Because his officers have failed to explain what the Corps is doing in China, Janes spends many of his 20 offduty hours writing more letters than he has ever written before--to his parents, his friends, Senators and Congressmen. He wants them to find out for him why he is in China and how long he can expect to be there.
The Unconvinced. The reason he is there is U.S. foreign policy, which he neither understands nor recognizes: U.S. forces are in China by international agreement, to support the Chinese Central Government. The average marine's reaction to that: "The hell with it--let's get outta here." As for preserving North China from the Communists, many marines say: "When we leave, the Communists will take it anyway--so why not let them have it now?"
The marines have so thoroughly failed to get the word that many of them did not know of General Marshall's mission to Chungking until the Kuomintang-Communist truce was announced (see FOREIGN NEWS). Then they hastily concluded that this meant they could go home right away.
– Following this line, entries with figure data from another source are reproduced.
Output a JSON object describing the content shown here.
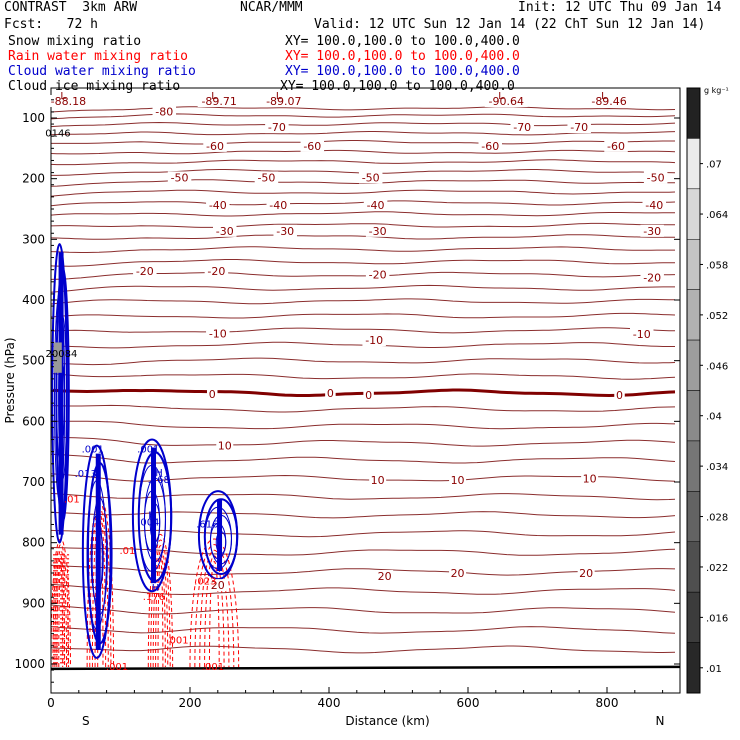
{
  "header": {
    "model": "CONTRAST  3km ARW",
    "org": "NCAR/MMM",
    "init": "Init: 12 UTC Thu 09 Jan 14",
    "fcst": "Fcst:   72 h",
    "valid": "Valid: 12 UTC Sun 12 Jan 14 (22 ChT Sun 12 Jan 14)",
    "fields": [
      {
        "label": "Snow mixing ratio",
        "xy": "XY= 100.0,100.0 to 100.0,400.0",
        "color": "#000000"
      },
      {
        "label": "Rain water mixing ratio",
        "xy": "XY= 100.0,100.0 to 100.0,400.0",
        "color": "#ff0000"
      },
      {
        "label": "Cloud water mixing ratio",
        "xy": "XY= 100.0,100.0 to 100.0,400.0",
        "color": "#0000cc"
      },
      {
        "label": "Cloud ice mixing ratio",
        "xy": "XY= 100.0,100.0 to 100.0,400.0",
        "color": "#000000"
      }
    ]
  },
  "chart_data": {
    "type": "contour",
    "xlabel": "Distance (km)",
    "ylabel": "Pressure (hPa)",
    "xlim": [
      0,
      910
    ],
    "ylim": [
      1045,
      50
    ],
    "xticks": [
      0,
      200,
      400,
      600,
      800
    ],
    "yticks": [
      100,
      200,
      300,
      400,
      500,
      600,
      700,
      800,
      900,
      1000
    ],
    "x_end_labels": {
      "left": "S",
      "right": "N"
    },
    "colorbar": {
      "unit": "g kg⁻¹",
      "tick_labels": [
        ".07",
        ".064",
        ".058",
        ".052",
        ".046",
        ".04",
        ".034",
        ".028",
        ".022",
        ".016",
        ".01"
      ],
      "tick_values": [
        0.07,
        0.064,
        0.058,
        0.052,
        0.046,
        0.04,
        0.034,
        0.028,
        0.022,
        0.016,
        0.01
      ],
      "range": [
        0.007,
        0.079
      ]
    },
    "temperature_labels": [
      {
        "text": "-88.18",
        "x": 25,
        "p": 72
      },
      {
        "text": "-89.71",
        "x": 242,
        "p": 72
      },
      {
        "text": "-89.07",
        "x": 335,
        "p": 72
      },
      {
        "text": "-90.64",
        "x": 655,
        "p": 72
      },
      {
        "text": "-89.46",
        "x": 803,
        "p": 72
      },
      {
        "text": "-80",
        "x": 163,
        "p": 89
      },
      {
        "text": "-70",
        "x": 325,
        "p": 115
      },
      {
        "text": "-70",
        "x": 678,
        "p": 115
      },
      {
        "text": "-70",
        "x": 760,
        "p": 115
      },
      {
        "text": "-60",
        "x": 236,
        "p": 146
      },
      {
        "text": "-60",
        "x": 376,
        "p": 146
      },
      {
        "text": "-60",
        "x": 632,
        "p": 146
      },
      {
        "text": "-60",
        "x": 813,
        "p": 146
      },
      {
        "text": "-50",
        "x": 185,
        "p": 198
      },
      {
        "text": "-50",
        "x": 310,
        "p": 198
      },
      {
        "text": "-50",
        "x": 460,
        "p": 198
      },
      {
        "text": "-50",
        "x": 870,
        "p": 198
      },
      {
        "text": "-40",
        "x": 240,
        "p": 243
      },
      {
        "text": "-40",
        "x": 327,
        "p": 243
      },
      {
        "text": "-40",
        "x": 467,
        "p": 243
      },
      {
        "text": "-40",
        "x": 868,
        "p": 243
      },
      {
        "text": "-30",
        "x": 250,
        "p": 286
      },
      {
        "text": "-30",
        "x": 337,
        "p": 286
      },
      {
        "text": "-30",
        "x": 470,
        "p": 286
      },
      {
        "text": "-30",
        "x": 865,
        "p": 286
      },
      {
        "text": "-20",
        "x": 135,
        "p": 352
      },
      {
        "text": "-20",
        "x": 238,
        "p": 352
      },
      {
        "text": "-20",
        "x": 470,
        "p": 358
      },
      {
        "text": "-20",
        "x": 865,
        "p": 363
      },
      {
        "text": "-10",
        "x": 240,
        "p": 455
      },
      {
        "text": "-10",
        "x": 465,
        "p": 466
      },
      {
        "text": "-10",
        "x": 850,
        "p": 456
      },
      {
        "text": "0",
        "x": 232,
        "p": 555
      },
      {
        "text": "0",
        "x": 402,
        "p": 553
      },
      {
        "text": "0",
        "x": 457,
        "p": 557
      },
      {
        "text": "0",
        "x": 818,
        "p": 557
      },
      {
        "text": "10",
        "x": 250,
        "p": 640
      },
      {
        "text": "10",
        "x": 470,
        "p": 697
      },
      {
        "text": "10",
        "x": 585,
        "p": 697
      },
      {
        "text": "10",
        "x": 775,
        "p": 694
      },
      {
        "text": "20",
        "x": 240,
        "p": 870
      },
      {
        "text": "20",
        "x": 480,
        "p": 855
      },
      {
        "text": "20",
        "x": 585,
        "p": 850
      },
      {
        "text": "20",
        "x": 770,
        "p": 850
      }
    ],
    "mixing_ratio_labels": [
      {
        "text": "0146",
        "x": 10,
        "p": 124,
        "color": "#000000"
      },
      {
        "text": "20084",
        "x": 15,
        "p": 487,
        "color": "#000000"
      },
      {
        "text": ".001",
        "x": 60,
        "p": 645,
        "color": "#0000cc"
      },
      {
        "text": ".001",
        "x": 140,
        "p": 645,
        "color": "#0000cc"
      },
      {
        "text": ".768",
        "x": 155,
        "p": 695,
        "color": "#0000cc"
      },
      {
        "text": ".013",
        "x": 50,
        "p": 685,
        "color": "#0000cc"
      },
      {
        "text": ".004",
        "x": 140,
        "p": 765,
        "color": "#0000cc"
      },
      {
        "text": ".616",
        "x": 225,
        "p": 768,
        "color": "#0000cc"
      },
      {
        "text": ".01",
        "x": 30,
        "p": 727,
        "color": "#ff0000"
      },
      {
        "text": ".176",
        "x": 148,
        "p": 888,
        "color": "#ff0000"
      },
      {
        "text": ".023",
        "x": 222,
        "p": 862,
        "color": "#ff0000"
      },
      {
        "text": ".001",
        "x": 182,
        "p": 960,
        "color": "#ff0000"
      },
      {
        "text": ".001",
        "x": 95,
        "p": 1003,
        "color": "#ff0000"
      },
      {
        "text": ".001",
        "x": 233,
        "p": 1003,
        "color": "#ff0000"
      },
      {
        "text": ".01",
        "x": 110,
        "p": 812,
        "color": "#ff0000"
      }
    ],
    "cloud_cells_km": [
      {
        "x0": 4,
        "x1": 25,
        "p0": 308,
        "p1": 800
      },
      {
        "x0": 48,
        "x1": 88,
        "p0": 640,
        "p1": 990
      },
      {
        "x0": 120,
        "x1": 175,
        "p0": 630,
        "p1": 880
      },
      {
        "x0": 215,
        "x1": 270,
        "p0": 715,
        "p1": 860
      }
    ],
    "rain_cells_km": [
      {
        "x0": 0,
        "x1": 28,
        "p0": 740,
        "p1": 1005
      },
      {
        "x0": 52,
        "x1": 90,
        "p0": 650,
        "p1": 1005
      },
      {
        "x0": 140,
        "x1": 175,
        "p0": 730,
        "p1": 1005
      },
      {
        "x0": 200,
        "x1": 270,
        "p0": 740,
        "p1": 1005
      }
    ]
  }
}
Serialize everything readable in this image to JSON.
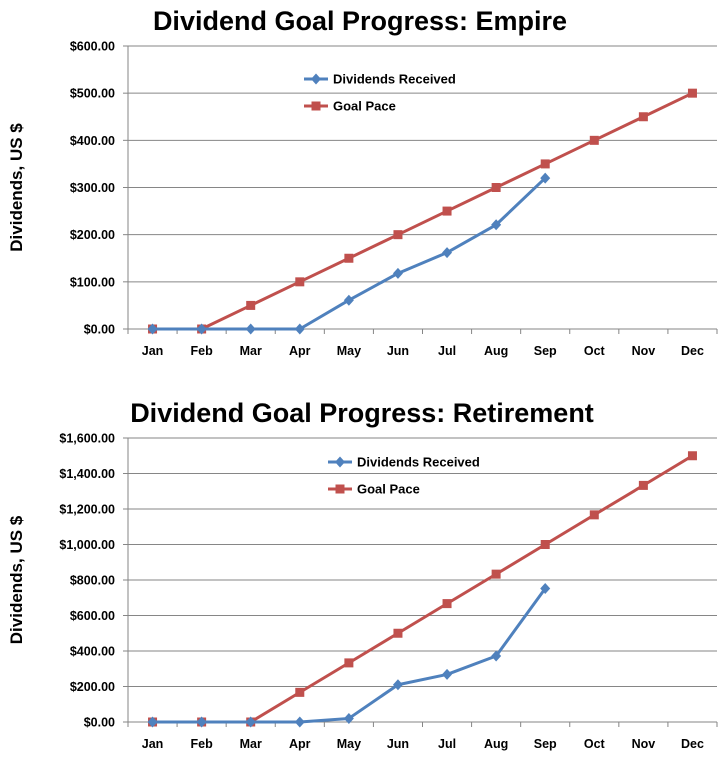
{
  "chart_data": [
    {
      "type": "line",
      "title": "Dividend Goal Progress: Empire",
      "ylabel": "Dividends, US $",
      "xlabel": "",
      "categories": [
        "Jan",
        "Feb",
        "Mar",
        "Apr",
        "May",
        "Jun",
        "Jul",
        "Aug",
        "Sep",
        "Oct",
        "Nov",
        "Dec"
      ],
      "ylim": [
        0,
        600
      ],
      "yticks": [
        0,
        100,
        200,
        300,
        400,
        500,
        600
      ],
      "ytick_labels": [
        "$0.00",
        "$100.00",
        "$200.00",
        "$300.00",
        "$400.00",
        "$500.00",
        "$600.00"
      ],
      "grid": "horizontal",
      "legend": "top-center",
      "series": [
        {
          "name": "Dividends Received",
          "color": "#4F81BD",
          "marker": "diamond",
          "values": [
            0,
            0,
            0,
            0,
            61,
            118,
            162,
            221,
            320,
            null,
            null,
            null
          ]
        },
        {
          "name": "Goal Pace",
          "color": "#C0504D",
          "marker": "square",
          "values": [
            0,
            0,
            50,
            100,
            150,
            200,
            250,
            300,
            350,
            400,
            450,
            500
          ]
        }
      ]
    },
    {
      "type": "line",
      "title": "Dividend Goal Progress: Retirement",
      "ylabel": "Dividends, US $",
      "xlabel": "",
      "categories": [
        "Jan",
        "Feb",
        "Mar",
        "Apr",
        "May",
        "Jun",
        "Jul",
        "Aug",
        "Sep",
        "Oct",
        "Nov",
        "Dec"
      ],
      "ylim": [
        0,
        1600
      ],
      "yticks": [
        0,
        200,
        400,
        600,
        800,
        1000,
        1200,
        1400,
        1600
      ],
      "ytick_labels": [
        "$0.00",
        "$200.00",
        "$400.00",
        "$600.00",
        "$800.00",
        "$1,000.00",
        "$1,200.00",
        "$1,400.00",
        "$1,600.00"
      ],
      "grid": "horizontal",
      "legend": "top-center",
      "series": [
        {
          "name": "Dividends Received",
          "color": "#4F81BD",
          "marker": "diamond",
          "values": [
            0,
            0,
            0,
            0,
            20,
            210,
            268,
            372,
            752,
            null,
            null,
            null
          ]
        },
        {
          "name": "Goal Pace",
          "color": "#C0504D",
          "marker": "square",
          "values": [
            0,
            0,
            0,
            167,
            333,
            500,
            667,
            833,
            1000,
            1167,
            1333,
            1500
          ]
        }
      ]
    }
  ]
}
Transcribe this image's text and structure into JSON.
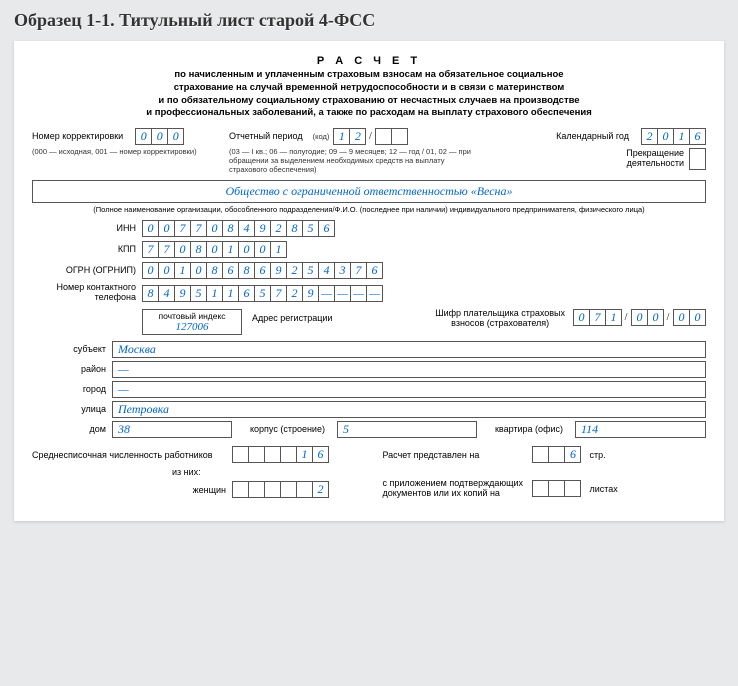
{
  "header": "Образец 1-1. Титульный лист старой 4-ФСС",
  "title": {
    "main": "Р А С Ч Е Т",
    "sub1": "по начисленным и уплаченным страховым взносам на обязательное социальное",
    "sub2": "страхование на случай временной нетрудоспособности и в связи с материнством",
    "sub3": "и по обязательному социальному страхованию от несчастных случаев на производстве",
    "sub4": "и профессиональных заболеваний, а также по расходам на выплату страхового обеспечения"
  },
  "correction": {
    "label": "Номер корректировки",
    "cells": [
      "0",
      "0",
      "0"
    ],
    "note": "(000 — исходная, 001 — номер корректировки)"
  },
  "period": {
    "label": "Отчетный период",
    "code_label": "(код)",
    "cells1": [
      "1",
      "2"
    ],
    "cells2": [
      "",
      ""
    ],
    "note": "(03 — I кв.; 06 — полугодие; 09 — 9 месяцев; 12 — год / 01, 02 — при обращении за выделением необходимых средств на выплату страхового обеспечения)"
  },
  "year": {
    "label": "Календарный год",
    "cells": [
      "2",
      "0",
      "1",
      "6"
    ]
  },
  "cessation": {
    "label1": "Прекращение",
    "label2": "деятельности"
  },
  "org": {
    "name": "Общество с ограниченной ответственностью «Весна»",
    "note": "(Полное наименование организации, обособленного подразделения/Ф.И.О. (последнее при наличии) индивидуального предпринимателя, физического лица)"
  },
  "inn": {
    "label": "ИНН",
    "cells": [
      "0",
      "0",
      "7",
      "7",
      "0",
      "8",
      "4",
      "9",
      "2",
      "8",
      "5",
      "6"
    ]
  },
  "kpp": {
    "label": "КПП",
    "cells": [
      "7",
      "7",
      "0",
      "8",
      "0",
      "1",
      "0",
      "0",
      "1"
    ]
  },
  "ogrn": {
    "label": "ОГРН (ОГРНИП)",
    "cells": [
      "0",
      "0",
      "1",
      "0",
      "8",
      "6",
      "8",
      "6",
      "9",
      "2",
      "5",
      "4",
      "3",
      "7",
      "6"
    ]
  },
  "phone": {
    "label": "Номер контактного телефона",
    "cells": [
      "8",
      "4",
      "9",
      "5",
      "1",
      "1",
      "6",
      "5",
      "7",
      "2",
      "9",
      "—",
      "—",
      "—",
      "—"
    ]
  },
  "post": {
    "top": "почтовый индекс",
    "val": "127006",
    "addr_label": "Адрес регистрации"
  },
  "payer_code": {
    "label1": "Шифр плательщика страховых",
    "label2": "взносов (страхователя)",
    "g1": [
      "0",
      "7",
      "1"
    ],
    "g2": [
      "0",
      "0"
    ],
    "g3": [
      "0",
      "0"
    ]
  },
  "addr": {
    "subject_label": "субъект",
    "subject": "Москва",
    "district_label": "район",
    "district": "—",
    "city_label": "город",
    "city": "—",
    "street_label": "улица",
    "street": "Петровка",
    "house_label": "дом",
    "house": "38",
    "building_label": "корпус (строение)",
    "building": "5",
    "flat_label": "квартира (офис)",
    "flat": "114"
  },
  "bottom": {
    "avg_label": "Среднесписочная численность работников",
    "avg_cells": [
      "",
      "",
      "",
      "",
      "1",
      "6"
    ],
    "ofthem": "из них:",
    "women_label": "женщин",
    "women_cells": [
      "",
      "",
      "",
      "",
      "",
      "2"
    ],
    "presented_label": "Расчет представлен на",
    "presented_cells": [
      "",
      "",
      "6"
    ],
    "pages": "стр.",
    "attach_label1": "с приложением подтверждающих",
    "attach_label2": "документов или их копий на",
    "attach_cells": [
      "",
      "",
      ""
    ],
    "sheets": "листах"
  },
  "colors": {
    "value_color": "#0066cc",
    "border": "#555555",
    "bg": "#e8e9eb"
  }
}
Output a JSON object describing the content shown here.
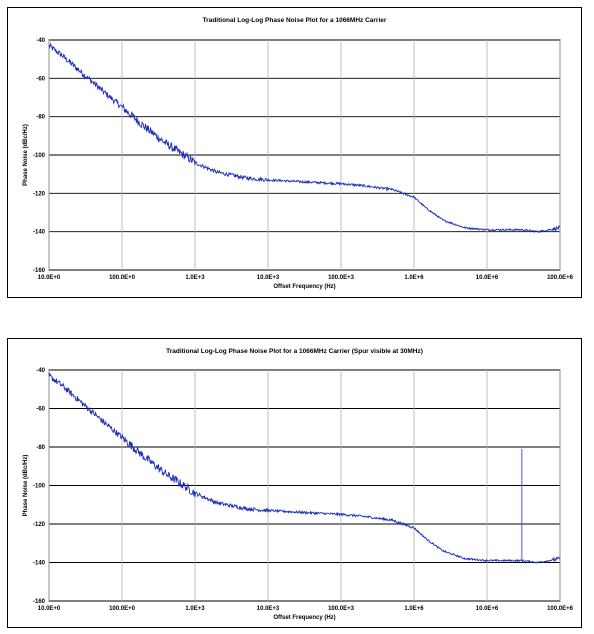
{
  "chart_data": [
    {
      "type": "line",
      "title": "Traditional Log-Log Phase Noise Plot for a 1066MHz Carrier",
      "xlabel": "Offset Frequency (Hz)",
      "ylabel": "Phase Noise (dBc/Hz)",
      "xscale": "log",
      "xlim": [
        10,
        100000000
      ],
      "ylim": [
        -160,
        -40
      ],
      "x_tick_labels": [
        "10.0E+0",
        "100.0E+0",
        "1.0E+3",
        "10.0E+3",
        "100.0E+3",
        "1.0E+6",
        "10.0E+6",
        "100.0E+6"
      ],
      "y_tick_values": [
        -40,
        -60,
        -80,
        -100,
        -120,
        -140,
        -160
      ],
      "y_tick_labels": [
        "-40",
        "-60",
        "-80",
        "-100",
        "-120",
        "-140",
        "-160"
      ],
      "grid": true,
      "legend": "none",
      "line_color": "#1f2db5",
      "series": [
        {
          "x": [
            10,
            15,
            30,
            60,
            100,
            200,
            400,
            700,
            1000,
            2000,
            5000,
            10000,
            30000,
            100000,
            200000,
            500000,
            1000000,
            1500000,
            2500000,
            5000000,
            10000000,
            30000000,
            50000000,
            100000000
          ],
          "y": [
            -43,
            -48,
            -58,
            -68,
            -75,
            -85,
            -94,
            -100,
            -104,
            -109,
            -112,
            -113,
            -114,
            -115,
            -116,
            -118,
            -122,
            -128,
            -134,
            -138,
            -139,
            -139,
            -140,
            -138
          ]
        }
      ]
    },
    {
      "type": "line",
      "title": "Traditional Log-Log Phase Noise Plot for a 1066MHz Carrier (Spur visible at 30MHz)",
      "xlabel": "Offset Frequency (Hz)",
      "ylabel": "Phase Noise (dBc/Hz)",
      "xscale": "log",
      "xlim": [
        10,
        100000000
      ],
      "ylim": [
        -160,
        -40
      ],
      "x_tick_labels": [
        "10.0E+0",
        "100.0E+0",
        "1.0E+3",
        "10.0E+3",
        "100.0E+3",
        "1.0E+6",
        "10.0E+6",
        "100.0E+6"
      ],
      "y_tick_values": [
        -40,
        -60,
        -80,
        -100,
        -120,
        -140,
        -160
      ],
      "y_tick_labels": [
        "-40",
        "-60",
        "-80",
        "-100",
        "-120",
        "-140",
        "-160"
      ],
      "grid": true,
      "legend": "none",
      "line_color": "#1f2db5",
      "spur": {
        "x": 30000000,
        "y": -81
      },
      "series": [
        {
          "x": [
            10,
            15,
            30,
            60,
            100,
            200,
            400,
            700,
            1000,
            2000,
            5000,
            10000,
            30000,
            100000,
            200000,
            500000,
            1000000,
            1500000,
            2500000,
            5000000,
            10000000,
            30000000,
            50000000,
            100000000
          ],
          "y": [
            -43,
            -48,
            -58,
            -68,
            -75,
            -85,
            -94,
            -100,
            -104,
            -109,
            -112,
            -113,
            -114,
            -115,
            -116,
            -118,
            -122,
            -128,
            -134,
            -138,
            -139,
            -139,
            -140,
            -138
          ]
        }
      ]
    }
  ]
}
"Doggie Trick." In the absence of adequate explanation there are anomalies that might puzzle stouter heads than the leathernecks'. Though they have been told that they are in China to disarm and repatriate Japs, they find other Japs, still armed, standing railroad guard duty alongside them. The marines' word for this is "jacfu"--joint American-Chinese foul-up.*
There are other more understandable but equally inexplicable anomalies: how some marines (especially officers) spend so much time investigating the licentious pleasures of the cities; how other marines sometimes kill and maim Chinese by reckless driving, or in deliberate mayhem and murder committed while drunk.
Yet in spite of these things, the outfit in China still has its pride. In a Marine station in Tientsin a young sergeant was busy at the new marine pastime of writing to Congressmen, demanding recall. Asked whether marines would stage demonstrations like G.I.s, he scoffed: "I don't believe the marines would ever do that--that's a doggie [soldier] trick."
*Not to be confused with other G.I. additions to the language; e.g., snafu (situation normal, all fouled up), janfu (joint Army-Navy foul-up), fubar (fouled up beyond all recognition).